You may have noticed I don't post much about my son. Why? Well, let's talk about "sharenting."
Antivirus software developer AVG’s 2010 Digital Diaries campaign, “Digital Birth,” found that on average infants acquire a digital identity by the age of 6-months-old and 23% of children have had their pre-birth scans uploaded to the Internet by their parent – having a digital footprint even before birth.
According to a 2016 study by internet company Nominet, the average parent shares almost 1,500 images of their child online before their 5th birthday.
This sharing of child-centric content by parents online is called “sharenting."
Founder/executive editor of Motherwell magazine Lauren Apfel says parents should share photos of their children online. Bartholomew et al. (2012) found that it consolidates relationships and helps builds community.
However, postdoctoral scholar at the University of California, Berkeley, Morgan G. Ames argues that sharing photos of children online violates their privacy.
And so, many parents find themselves in a complex “privacy-openness paradox,” where on one hand "sharenting" is emancipating and enjoyable, and on the other problematic in terms of children’s privacy (Chalklen & Anderson, 2017).
I'm not a privacy or cyber security expert, so I can't really speak to the veracity of stories about "digital kidnapping" (O'Neill, 2015) or secret Facebook groups of mothers who re-post photos of children with disabilities from other Facebook accounts and make fun of them (Parker, 2013)...
However, I am a sex educator and what I do know about is consent. I know that infants cannot consent to having a photo of them posted online and that we should be talking to older children about consent and sharing photos of them.
A notable example is actress Gwyneth Paltrow’s 14-year-old daughter Apple Martin, who publicly complained about a photo her mother had shared online.
Paltrow’s 5 million followers were subsequently divided on the issue and began taking sides (Bailey, 2019).
This story demonstrates some of the tensions which emerge from "sharenting," particularly concerning issues of consent. There is a tension between a child's right to privacy and parent's right to post.

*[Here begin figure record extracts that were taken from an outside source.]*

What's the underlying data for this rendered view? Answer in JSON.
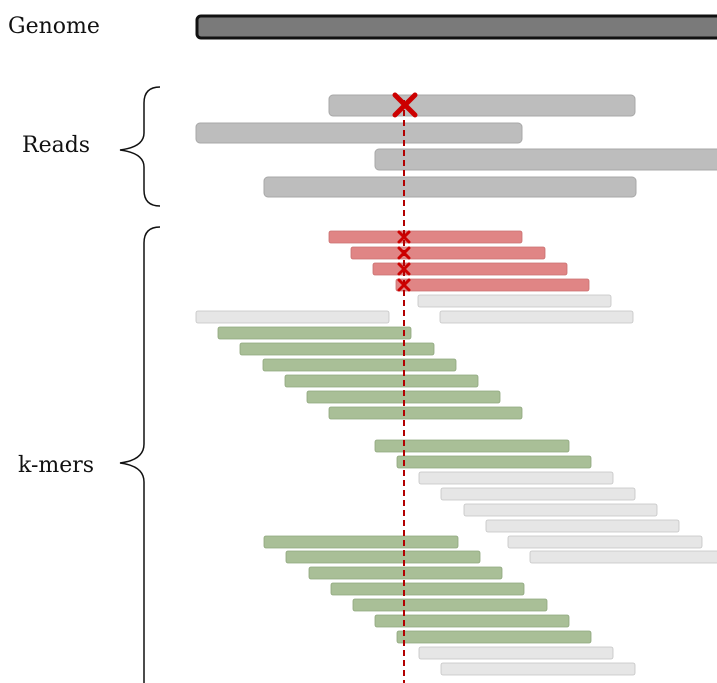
{
  "labels": {
    "genome": "Genome",
    "reads": "Reads",
    "kmers": "k-mers"
  },
  "colors": {
    "genome_fill": "#7a7a7a",
    "genome_stroke": "#111111",
    "read_fill": "#bdbdbd",
    "erroneous_kmer_fill": "#e08585",
    "correct_kmer_fill": "#a9bf97",
    "unrelated_kmer_fill": "#e6e6e6",
    "error_marker": "#cc0000"
  },
  "icons": {
    "error": "cross-icon"
  }
}
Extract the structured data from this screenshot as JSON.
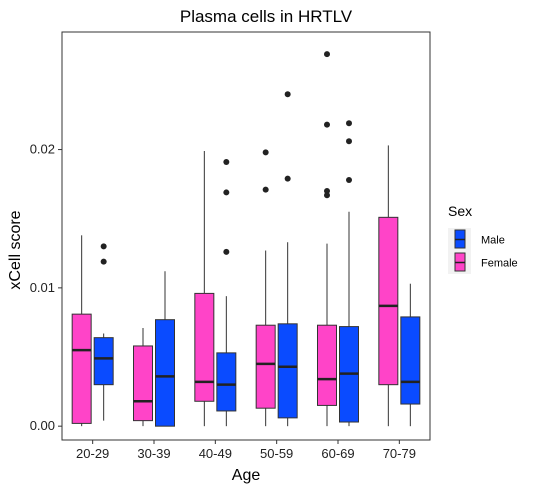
{
  "chart_data": {
    "type": "boxplot",
    "title": "Plasma cells in HRTLV",
    "xlabel": "Age",
    "ylabel": "xCell score",
    "categories": [
      "20-29",
      "30-39",
      "40-49",
      "50-59",
      "60-69",
      "70-79"
    ],
    "ylim": [
      -0.001,
      0.0285
    ],
    "yticks": [
      0.0,
      0.01,
      0.02
    ],
    "ytick_labels": [
      "0.00",
      "0.01",
      "0.02"
    ],
    "grid": false,
    "legend": {
      "title": "Sex",
      "position": "right",
      "entries": [
        {
          "label": "Male",
          "color": "#0A4BFF"
        },
        {
          "label": "Female",
          "color": "#FF44C8"
        }
      ]
    },
    "series": [
      {
        "name": "Female",
        "color": "#FF44C8",
        "boxes": [
          {
            "whisker_low": 0.0,
            "q1": 0.0002,
            "median": 0.0055,
            "q3": 0.0081,
            "whisker_high": 0.0138,
            "outliers": []
          },
          {
            "whisker_low": 0.0,
            "q1": 0.0004,
            "median": 0.0018,
            "q3": 0.0058,
            "whisker_high": 0.0071,
            "outliers": []
          },
          {
            "whisker_low": 0.0,
            "q1": 0.0018,
            "median": 0.0032,
            "q3": 0.0096,
            "whisker_high": 0.0199,
            "outliers": []
          },
          {
            "whisker_low": 0.0,
            "q1": 0.0013,
            "median": 0.0045,
            "q3": 0.0073,
            "whisker_high": 0.0127,
            "outliers": [
              0.0171,
              0.0198
            ]
          },
          {
            "whisker_low": 0.0,
            "q1": 0.0015,
            "median": 0.0034,
            "q3": 0.0073,
            "whisker_high": 0.0132,
            "outliers": [
              0.0167,
              0.017,
              0.0218,
              0.0269
            ]
          },
          {
            "whisker_low": 0.0,
            "q1": 0.003,
            "median": 0.0087,
            "q3": 0.0151,
            "whisker_high": 0.0203,
            "outliers": []
          }
        ]
      },
      {
        "name": "Male",
        "color": "#0A4BFF",
        "boxes": [
          {
            "whisker_low": 0.0004,
            "q1": 0.003,
            "median": 0.0049,
            "q3": 0.0064,
            "whisker_high": 0.0067,
            "outliers": [
              0.0119,
              0.013
            ]
          },
          {
            "whisker_low": 0.0,
            "q1": 0.0,
            "median": 0.0036,
            "q3": 0.0077,
            "whisker_high": 0.0112,
            "outliers": []
          },
          {
            "whisker_low": 0.0,
            "q1": 0.0011,
            "median": 0.003,
            "q3": 0.0053,
            "whisker_high": 0.0094,
            "outliers": [
              0.0126,
              0.0169,
              0.0191
            ]
          },
          {
            "whisker_low": 0.0,
            "q1": 0.0006,
            "median": 0.0043,
            "q3": 0.0074,
            "whisker_high": 0.0133,
            "outliers": [
              0.0179,
              0.024
            ]
          },
          {
            "whisker_low": 0.0,
            "q1": 0.0003,
            "median": 0.0038,
            "q3": 0.0072,
            "whisker_high": 0.0155,
            "outliers": [
              0.0178,
              0.0206,
              0.0219
            ]
          },
          {
            "whisker_low": 0.0,
            "q1": 0.0016,
            "median": 0.0032,
            "q3": 0.0079,
            "whisker_high": 0.0103,
            "outliers": []
          }
        ]
      }
    ]
  }
}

Personally, the decision my fiancée and I have come to regarding sharing photos of our son is that we will endeavour to not show his full face.
Personally - and this may upset some of my colleagues - I think, as sex educators, we should know better than to post full face photos of our children online when they can't consent to it.
This brings me to a brief story I'd like to share...
I was recently added to a group chat on Instagram with several accounts which all appeared to be anonymous. While the chat seemed innocent enough (it was a group of friends talking about sex and sharing my videos among themselves), they had taken a screenshot of an Instagram story I'd just shared of my son.
They'd shared this screenshot in the chat and were making jokes about how I'm going to teach him how to have sex. Thankfully the story was just a photo of my son's little feet and nothing more. This incident is what prompted me to write this particular post.
However, Brosch (2016) found that many parents share either nude or semi-nude photos of their children.
Perhaps I am being cynical, but when I see other sex educators share these types of photos of their children, I worry about where these photos may end up.
Another issue to consider is, what happens if one day a child decides they didn't want something shared about them online?
Currently, no policy offers these children a way to address the conflict created when their parents decide to disclose personal information about them to watchful eyes of the parents' newsfeeds (Steinberg, 2017).
I recognise that this is a complex issue and I have barely scratched at the surface here. I've also shared some personal opinions and decisions that my family have made. I by no means intend to shame anyone for their family's decisions and I am not calling anyone a bad parent.